Cliffs Natural Resources Inc (CLF) made a debt payment of $100 million during 3Q 2014 despite falling iron ore prices and proxy contest charges. The company’s short-term liquidity remains at ~$1.4 billion, including revolver facility of $1.3 billion and cash and cash equivalents of $244 million. During the call, Cliffs’ CEO underlined that debt repayment is a priority and something the company will continue to do, regardless.

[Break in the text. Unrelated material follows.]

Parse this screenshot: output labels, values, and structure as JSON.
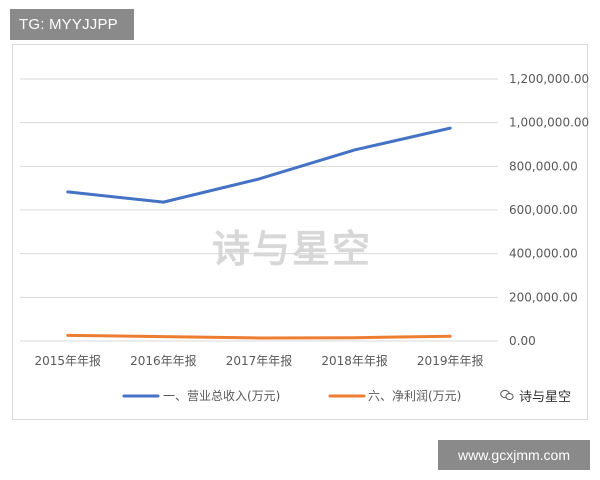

Iron ore and metallurgical coal price have declined and the price outlook is weak. As a result, Cliffs recorded an impairment of $5.5 billion, after tax, for its seaborne iron ore and coal assets in 3Q 2014. To book this impairment and to comply with its covenants, the company had to negotiate another bank amendment.
New debt agreement
The latest amendment eliminated the 45% debt-to-capitalization covenant. The original covenant was introduced in June 2014. It’s now been replaced with a covenant for which leverage ratio of secured-debt-to-EBITDA cannot exceed a multiple of 3.5. Also, the interest coverage ratio requirement will be reduced from 3.5x to 2.0x once certain collateral requirements are satisfied. Lastly, the amendment reduces the revolver credit facility from $1.25 billion to $1.13 billion and includes a security agreement.
Cliffs’ credit outlook is weaker than that of its peers (XME). BHP Billiton Limited (BHP), RIO Tinto (RIO), and Vale SA (VALE) have a less heavy debt load than Cliffs in this weak commodity price environment.